The purpose of a bolus in electron therapy is to:

a. flatten out an irregular surface

b. reduce the penetration (energy) of the electrons

c. build up the surface dose (buildup bolus)
What are problems with adjacent electron fields?
When two adjacent electron fields are abutting on the surface, there is a danger of delivering excessively high doses in the overlap region at depth.
How are lead cut outs used with electrons?
Lead or Cerrobend cutouts are often used to give shape to the treatment field and to protect the surrounding normal tissues ora critical organ.

These cutouts are placed eiher directly on the skin surface or at the lower end of the treatment applicator.
What is the effect of blocking in electron beams on dose rate?
The output factor and the depth dose distribution at a point in the blocked field are not affected if the field radius drawn from the point of interest in any direction is larger than the minimum radius required for lateral scatter equilibrium.

If the blocked field radius in any direction is less than Req, the output factor and depth dose distribution would differ from those of the unblocked field. The output factor must be measured.
When is internal shielding needed and what does it consist of?
Internal shield are used to protect normal structures beyond the target volume for treatments such as lip, buccal mucosa, and eyelid lesions.

Internal shields consist of varying thickness of lead, encased in a low atomic material which helps to dissipate the effect of electron backscatter.
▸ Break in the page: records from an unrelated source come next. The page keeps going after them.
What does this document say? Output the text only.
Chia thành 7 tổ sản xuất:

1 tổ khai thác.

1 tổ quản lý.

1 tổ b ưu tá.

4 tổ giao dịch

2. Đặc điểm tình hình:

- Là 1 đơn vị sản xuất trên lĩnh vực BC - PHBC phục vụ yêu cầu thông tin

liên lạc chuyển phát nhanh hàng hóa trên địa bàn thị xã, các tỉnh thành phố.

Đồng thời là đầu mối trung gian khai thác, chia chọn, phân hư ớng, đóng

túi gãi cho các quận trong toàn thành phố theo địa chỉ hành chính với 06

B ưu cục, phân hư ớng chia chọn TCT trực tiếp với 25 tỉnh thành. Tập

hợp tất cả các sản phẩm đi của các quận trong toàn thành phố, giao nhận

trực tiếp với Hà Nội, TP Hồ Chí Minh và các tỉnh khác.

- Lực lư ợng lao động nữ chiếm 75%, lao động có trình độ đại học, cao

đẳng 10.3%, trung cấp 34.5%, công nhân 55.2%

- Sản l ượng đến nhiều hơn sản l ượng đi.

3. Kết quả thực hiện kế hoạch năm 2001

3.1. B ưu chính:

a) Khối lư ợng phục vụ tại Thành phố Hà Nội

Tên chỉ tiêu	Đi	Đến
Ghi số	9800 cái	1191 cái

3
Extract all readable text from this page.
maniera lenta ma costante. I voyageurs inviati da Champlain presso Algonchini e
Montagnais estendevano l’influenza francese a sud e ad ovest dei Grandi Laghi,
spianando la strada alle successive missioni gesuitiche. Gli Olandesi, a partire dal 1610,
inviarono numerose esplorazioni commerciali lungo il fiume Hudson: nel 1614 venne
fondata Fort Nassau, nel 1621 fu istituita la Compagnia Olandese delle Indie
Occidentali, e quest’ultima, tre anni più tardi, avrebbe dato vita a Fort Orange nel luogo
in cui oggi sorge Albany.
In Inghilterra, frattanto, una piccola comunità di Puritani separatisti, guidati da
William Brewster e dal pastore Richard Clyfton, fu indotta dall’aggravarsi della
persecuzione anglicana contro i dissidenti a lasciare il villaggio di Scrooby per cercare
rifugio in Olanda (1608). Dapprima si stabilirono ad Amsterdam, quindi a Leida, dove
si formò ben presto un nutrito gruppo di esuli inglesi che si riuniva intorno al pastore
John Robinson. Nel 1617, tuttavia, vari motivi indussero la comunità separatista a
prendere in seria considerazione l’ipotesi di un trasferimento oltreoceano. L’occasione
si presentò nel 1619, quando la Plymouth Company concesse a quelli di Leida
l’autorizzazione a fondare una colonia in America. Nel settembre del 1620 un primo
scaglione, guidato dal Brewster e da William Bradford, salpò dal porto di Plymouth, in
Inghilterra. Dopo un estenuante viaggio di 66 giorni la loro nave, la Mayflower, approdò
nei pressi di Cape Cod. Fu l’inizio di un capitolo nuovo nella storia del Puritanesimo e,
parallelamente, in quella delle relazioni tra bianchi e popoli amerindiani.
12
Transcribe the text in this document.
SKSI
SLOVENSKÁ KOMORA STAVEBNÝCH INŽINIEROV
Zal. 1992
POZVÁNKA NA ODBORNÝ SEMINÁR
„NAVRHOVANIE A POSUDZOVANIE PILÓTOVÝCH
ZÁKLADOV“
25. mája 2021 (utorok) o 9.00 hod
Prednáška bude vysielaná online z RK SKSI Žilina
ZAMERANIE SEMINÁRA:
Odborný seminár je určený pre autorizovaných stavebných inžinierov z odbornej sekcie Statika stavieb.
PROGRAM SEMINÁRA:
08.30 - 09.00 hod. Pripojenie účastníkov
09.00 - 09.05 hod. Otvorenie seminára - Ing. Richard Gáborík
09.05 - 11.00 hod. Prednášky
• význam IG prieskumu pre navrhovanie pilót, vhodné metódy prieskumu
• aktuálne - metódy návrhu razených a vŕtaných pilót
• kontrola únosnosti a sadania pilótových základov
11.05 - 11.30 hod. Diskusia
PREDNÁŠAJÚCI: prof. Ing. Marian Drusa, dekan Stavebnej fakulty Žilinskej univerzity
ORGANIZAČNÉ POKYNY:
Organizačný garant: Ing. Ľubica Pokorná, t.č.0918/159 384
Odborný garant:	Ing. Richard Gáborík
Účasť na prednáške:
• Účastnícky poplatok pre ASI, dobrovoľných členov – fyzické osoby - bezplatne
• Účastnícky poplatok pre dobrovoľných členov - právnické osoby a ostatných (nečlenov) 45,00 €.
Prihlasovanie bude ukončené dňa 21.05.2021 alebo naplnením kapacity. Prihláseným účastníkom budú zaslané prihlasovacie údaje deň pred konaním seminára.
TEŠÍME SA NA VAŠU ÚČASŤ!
The thickness of lead required to block the electrons is approximately E/2
What are the benefits of external surface shielding when treating with electrons?
External shielding help defines the field edge and blocks primary electrons.
When is electron arc therapy used?
Electron arch therapy is most suited for treating superficial volumes that follow curved surfaces such as the chest wall, ribs, and entire limbs.
What are the elements of tx planning with electrons?
The elements of TX planning with electrons are choice of:

- Beam energy
- Field size
- Isocenter
- Field Shaping
- Isodose distribution
Explain total skin electron therapy.
Electrons in the energy range of 2 to 9 MeV have been found useful for treating superficial lesions covering large areas of the body, such as mycosis fungoides and other cutaneous lymphomas.

Superficial skin lesion extending to about 1 cm depth can be effectively treated without exceeding bone marrow tolerance.
What algorithm is used in electron beams? What are the benefits?
Pencil beam algorithms based on multiple scattering theories are most commonly used for electron beam treatment planning. This method allows for pixel-by-pixel calculation of heterogeneity correction.